NEW BRUNSWICK, NJ—Nature Thru Nurture (NTN), a partnership program between Rutgers University and New Brunswick Public Schools, is bringing out students inner gardeners.
The program, founded in 2010 by two Rutgers professsors, also strives to help students grow in the “STEM” fields: science, technology, engineering, and math.
More than 100 students in the New Brunswick school system are currently involved in NTN program, meeting about twice a week during the school year and continuing to maintain the gardens during the summer months.
Rutgers Professor of Urban Planning and Policy Development Radha Jagannathan, and Agricultural, Food and Resource Economics Professor Michael Camasso spearheaded the project, with the help of a $50,000 Community Development Block Grant (CDBG) from the city government.

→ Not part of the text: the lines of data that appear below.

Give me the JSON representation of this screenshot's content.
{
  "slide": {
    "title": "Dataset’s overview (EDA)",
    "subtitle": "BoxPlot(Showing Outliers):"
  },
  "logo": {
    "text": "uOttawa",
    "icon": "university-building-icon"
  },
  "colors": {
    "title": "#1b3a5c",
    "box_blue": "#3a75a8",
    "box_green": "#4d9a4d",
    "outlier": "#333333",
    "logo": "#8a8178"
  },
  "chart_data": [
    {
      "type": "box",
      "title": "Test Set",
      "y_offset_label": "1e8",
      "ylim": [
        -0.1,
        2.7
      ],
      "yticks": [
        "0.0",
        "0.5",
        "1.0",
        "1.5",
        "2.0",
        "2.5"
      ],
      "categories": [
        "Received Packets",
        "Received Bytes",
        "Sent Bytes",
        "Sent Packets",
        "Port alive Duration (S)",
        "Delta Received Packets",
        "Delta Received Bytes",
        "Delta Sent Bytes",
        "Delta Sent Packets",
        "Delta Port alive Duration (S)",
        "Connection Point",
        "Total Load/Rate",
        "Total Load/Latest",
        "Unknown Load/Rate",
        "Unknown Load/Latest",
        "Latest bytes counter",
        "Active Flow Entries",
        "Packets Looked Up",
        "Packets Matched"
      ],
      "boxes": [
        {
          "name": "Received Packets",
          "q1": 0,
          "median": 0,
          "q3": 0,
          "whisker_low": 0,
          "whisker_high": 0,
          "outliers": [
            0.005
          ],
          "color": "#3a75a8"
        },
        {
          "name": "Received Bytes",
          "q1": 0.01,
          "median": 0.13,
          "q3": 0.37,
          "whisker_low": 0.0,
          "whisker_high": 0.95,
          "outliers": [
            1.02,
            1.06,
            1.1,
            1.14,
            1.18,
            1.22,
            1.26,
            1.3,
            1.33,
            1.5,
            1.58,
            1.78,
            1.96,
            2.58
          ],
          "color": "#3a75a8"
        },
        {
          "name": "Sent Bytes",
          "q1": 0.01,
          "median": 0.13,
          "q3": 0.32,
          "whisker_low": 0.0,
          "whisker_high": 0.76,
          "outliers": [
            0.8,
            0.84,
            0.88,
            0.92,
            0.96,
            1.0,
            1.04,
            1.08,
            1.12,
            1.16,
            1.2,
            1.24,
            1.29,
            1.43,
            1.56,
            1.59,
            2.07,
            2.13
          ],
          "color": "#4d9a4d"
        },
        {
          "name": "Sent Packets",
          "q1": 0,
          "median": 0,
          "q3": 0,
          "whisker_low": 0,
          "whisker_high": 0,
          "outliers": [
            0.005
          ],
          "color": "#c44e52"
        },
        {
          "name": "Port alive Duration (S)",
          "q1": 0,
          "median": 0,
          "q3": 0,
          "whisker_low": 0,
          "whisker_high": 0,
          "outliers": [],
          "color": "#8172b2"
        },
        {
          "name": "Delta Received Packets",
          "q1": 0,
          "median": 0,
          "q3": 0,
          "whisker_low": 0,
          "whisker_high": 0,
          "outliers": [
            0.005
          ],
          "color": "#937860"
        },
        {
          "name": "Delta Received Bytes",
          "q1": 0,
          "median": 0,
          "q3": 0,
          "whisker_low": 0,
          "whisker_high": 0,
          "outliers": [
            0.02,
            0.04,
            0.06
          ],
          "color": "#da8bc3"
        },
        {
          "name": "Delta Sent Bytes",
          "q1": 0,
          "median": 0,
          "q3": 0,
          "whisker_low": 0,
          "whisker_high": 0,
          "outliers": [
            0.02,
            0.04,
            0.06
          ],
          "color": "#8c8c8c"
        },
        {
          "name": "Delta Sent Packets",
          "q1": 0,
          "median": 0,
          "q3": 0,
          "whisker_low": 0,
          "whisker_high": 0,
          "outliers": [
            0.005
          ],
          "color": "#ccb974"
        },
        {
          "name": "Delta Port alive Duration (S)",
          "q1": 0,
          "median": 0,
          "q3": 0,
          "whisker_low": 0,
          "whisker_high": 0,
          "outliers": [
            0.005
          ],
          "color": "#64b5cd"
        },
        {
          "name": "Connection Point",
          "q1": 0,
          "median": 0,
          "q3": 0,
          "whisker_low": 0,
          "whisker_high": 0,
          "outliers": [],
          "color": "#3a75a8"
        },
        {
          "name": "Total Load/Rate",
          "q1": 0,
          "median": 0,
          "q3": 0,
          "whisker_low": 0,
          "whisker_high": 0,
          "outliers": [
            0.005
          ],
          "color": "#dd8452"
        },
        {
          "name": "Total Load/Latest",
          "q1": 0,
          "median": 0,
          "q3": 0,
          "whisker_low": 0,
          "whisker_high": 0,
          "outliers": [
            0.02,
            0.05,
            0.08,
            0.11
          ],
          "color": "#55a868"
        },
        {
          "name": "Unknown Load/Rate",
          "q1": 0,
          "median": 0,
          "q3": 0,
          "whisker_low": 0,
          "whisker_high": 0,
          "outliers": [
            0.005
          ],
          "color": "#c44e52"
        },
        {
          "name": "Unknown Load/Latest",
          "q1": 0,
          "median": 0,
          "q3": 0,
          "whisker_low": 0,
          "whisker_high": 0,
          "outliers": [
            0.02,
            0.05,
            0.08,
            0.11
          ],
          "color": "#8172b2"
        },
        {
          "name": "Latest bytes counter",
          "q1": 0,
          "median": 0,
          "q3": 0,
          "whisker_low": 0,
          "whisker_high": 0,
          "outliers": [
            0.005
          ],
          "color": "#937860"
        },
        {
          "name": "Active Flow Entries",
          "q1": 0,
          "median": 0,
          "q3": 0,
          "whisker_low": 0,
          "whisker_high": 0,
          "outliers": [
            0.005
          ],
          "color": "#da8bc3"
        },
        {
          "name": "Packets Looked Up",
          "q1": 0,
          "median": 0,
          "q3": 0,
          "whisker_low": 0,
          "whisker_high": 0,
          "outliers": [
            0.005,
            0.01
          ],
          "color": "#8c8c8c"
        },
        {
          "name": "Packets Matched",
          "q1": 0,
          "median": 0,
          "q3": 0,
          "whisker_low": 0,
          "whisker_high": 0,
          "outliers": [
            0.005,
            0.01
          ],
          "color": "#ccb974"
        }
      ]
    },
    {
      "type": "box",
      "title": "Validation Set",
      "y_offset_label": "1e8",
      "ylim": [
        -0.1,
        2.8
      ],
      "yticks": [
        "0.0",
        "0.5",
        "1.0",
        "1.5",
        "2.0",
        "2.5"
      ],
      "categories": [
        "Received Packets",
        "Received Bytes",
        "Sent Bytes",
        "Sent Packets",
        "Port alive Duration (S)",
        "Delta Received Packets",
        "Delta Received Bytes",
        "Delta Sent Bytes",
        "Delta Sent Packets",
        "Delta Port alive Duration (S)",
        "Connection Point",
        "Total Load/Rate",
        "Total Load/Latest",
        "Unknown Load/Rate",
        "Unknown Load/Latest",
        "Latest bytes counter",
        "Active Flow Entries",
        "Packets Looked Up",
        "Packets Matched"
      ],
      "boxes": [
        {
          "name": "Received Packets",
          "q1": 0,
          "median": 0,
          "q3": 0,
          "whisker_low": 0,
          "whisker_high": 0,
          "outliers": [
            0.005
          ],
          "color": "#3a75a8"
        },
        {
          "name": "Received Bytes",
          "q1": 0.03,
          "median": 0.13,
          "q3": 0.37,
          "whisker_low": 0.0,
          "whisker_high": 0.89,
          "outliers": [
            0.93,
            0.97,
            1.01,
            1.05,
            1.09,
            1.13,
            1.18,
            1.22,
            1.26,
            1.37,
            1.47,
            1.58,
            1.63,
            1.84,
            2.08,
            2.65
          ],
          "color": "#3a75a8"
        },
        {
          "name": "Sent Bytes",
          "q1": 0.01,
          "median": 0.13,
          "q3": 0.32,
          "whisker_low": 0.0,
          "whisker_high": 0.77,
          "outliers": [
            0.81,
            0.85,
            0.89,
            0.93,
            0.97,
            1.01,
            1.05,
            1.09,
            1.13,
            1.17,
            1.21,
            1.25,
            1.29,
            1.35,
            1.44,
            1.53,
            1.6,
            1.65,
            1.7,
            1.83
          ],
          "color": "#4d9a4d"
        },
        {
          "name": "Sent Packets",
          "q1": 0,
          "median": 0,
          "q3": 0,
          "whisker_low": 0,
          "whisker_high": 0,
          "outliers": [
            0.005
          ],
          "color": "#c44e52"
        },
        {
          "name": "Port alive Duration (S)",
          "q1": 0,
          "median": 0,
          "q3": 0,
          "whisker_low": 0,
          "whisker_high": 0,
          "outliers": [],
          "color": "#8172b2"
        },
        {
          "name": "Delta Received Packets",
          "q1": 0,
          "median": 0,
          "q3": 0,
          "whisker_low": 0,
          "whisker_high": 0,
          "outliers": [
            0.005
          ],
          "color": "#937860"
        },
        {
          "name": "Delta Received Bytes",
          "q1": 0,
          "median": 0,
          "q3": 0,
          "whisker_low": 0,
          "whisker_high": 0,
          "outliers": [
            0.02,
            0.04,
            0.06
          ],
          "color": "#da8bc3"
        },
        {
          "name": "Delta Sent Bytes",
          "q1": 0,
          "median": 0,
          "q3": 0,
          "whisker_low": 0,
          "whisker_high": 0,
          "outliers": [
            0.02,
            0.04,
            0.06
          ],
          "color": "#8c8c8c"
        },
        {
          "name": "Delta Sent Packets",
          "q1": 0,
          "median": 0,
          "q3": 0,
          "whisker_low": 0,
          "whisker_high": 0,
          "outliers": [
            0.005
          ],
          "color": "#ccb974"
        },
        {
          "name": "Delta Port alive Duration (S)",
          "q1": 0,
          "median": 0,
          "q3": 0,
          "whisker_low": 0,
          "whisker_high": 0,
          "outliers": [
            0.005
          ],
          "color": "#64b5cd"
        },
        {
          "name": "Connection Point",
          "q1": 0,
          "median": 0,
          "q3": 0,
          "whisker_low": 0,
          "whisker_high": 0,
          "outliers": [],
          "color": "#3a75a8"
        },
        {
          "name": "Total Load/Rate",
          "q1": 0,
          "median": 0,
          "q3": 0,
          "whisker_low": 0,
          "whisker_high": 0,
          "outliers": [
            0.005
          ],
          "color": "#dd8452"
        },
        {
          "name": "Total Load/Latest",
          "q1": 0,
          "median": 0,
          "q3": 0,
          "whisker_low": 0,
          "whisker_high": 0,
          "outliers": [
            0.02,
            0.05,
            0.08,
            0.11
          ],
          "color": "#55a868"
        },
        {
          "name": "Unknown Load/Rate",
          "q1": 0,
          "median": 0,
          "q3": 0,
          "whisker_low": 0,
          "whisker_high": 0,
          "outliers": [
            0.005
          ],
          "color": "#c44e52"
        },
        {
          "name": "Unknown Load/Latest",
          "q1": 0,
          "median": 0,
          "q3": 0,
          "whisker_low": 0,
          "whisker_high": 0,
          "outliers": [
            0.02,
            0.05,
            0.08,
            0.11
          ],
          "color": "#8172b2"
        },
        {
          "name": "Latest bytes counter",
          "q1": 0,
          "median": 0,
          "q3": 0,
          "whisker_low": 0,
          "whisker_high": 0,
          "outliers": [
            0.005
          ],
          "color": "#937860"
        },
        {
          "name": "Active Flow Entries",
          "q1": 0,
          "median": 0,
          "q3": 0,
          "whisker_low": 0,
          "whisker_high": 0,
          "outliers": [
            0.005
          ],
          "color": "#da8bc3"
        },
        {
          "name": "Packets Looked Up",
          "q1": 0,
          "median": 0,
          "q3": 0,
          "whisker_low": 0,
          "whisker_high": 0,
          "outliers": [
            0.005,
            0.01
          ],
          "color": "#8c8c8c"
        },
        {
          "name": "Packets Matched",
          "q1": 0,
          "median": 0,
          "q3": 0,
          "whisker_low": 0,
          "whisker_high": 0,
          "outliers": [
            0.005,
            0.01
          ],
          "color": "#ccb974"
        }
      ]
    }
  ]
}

“We figured we could supplement and compliment what students were learning in public schools,” said Jagannathan. “The NTN started in the summer and now it runs after school two days a week so we can be more involved with students.”
The idea behind the program is to help New Brunswick Public School students enhance their math and science skills through hands-on work creating beautiful gardens for all to enjoy.
“We love butterflies and gardens so we wanted to help the youngsters explore the nature around us,” Jagannathan said.
Students who are selected to participate in the program learn about the life cycles of insects and animals, solar energy, plant life and osmosis, cellular biology as well as forces and motion.
The program also offers opportunities to sharpen math skills by having students design built-to-scale models of the gardens that are proportioned and mapped.
The students are picked through a lottery system to ensure the recruits have varying interests, according to Jagannathan.
NTN has two components to their curriculum: indoor and outdoor.
“All outdoor learning areas have a water feature: a pond where students can figure out what animals and insects inhabit these ponds,” Jagannathan said. “They also have a vegetable and caterpillar garden where they learn about the different species of butterflies.”
The indoor learning component is comprised of labs and the study of subjects like biology and physics, depending on the student’s grade level.
Both undergraduate and graduate students from Rutgers are also drawn into the program to aid the younger students in the learning process.
“We choose students pursuing degrees in different fields. They are our staff and our teachers,” Jagannathan said.
The program also allows students to continue working with the gardens as long as they are interested.
In operation for about six years now, fifteen of the original students from the first group in 2010 have stayed with the program since they began in sixth grade, according to Jagannathan.
The NTN program is constantly evolving, according to its founders, trying to get environmental clubs started at local schools to get more students involved with the gardens.
“Every year we receive data from public schools. We’re constantly assessing the program to ensure it is having an impact,” Jagannathan said. “Our main objective is to better prepare students for college and raise awareness about science and math.”
The students who participate in NTN have higher grades on average, according to Jagannathan, but it is also rewarding to the two professors that founded it.
“This was something really close to both of our hearts,” Jaggannathan said. “We were lamenting that as a faculty member you have to publish, but we kept feeling we weren’t doing much for the community or anyone else.”
“When you walk into a room and all the kids exclaim ‘Dr. Jagannathan’ — that’s instant gratification. These kids grow right before your eyes.”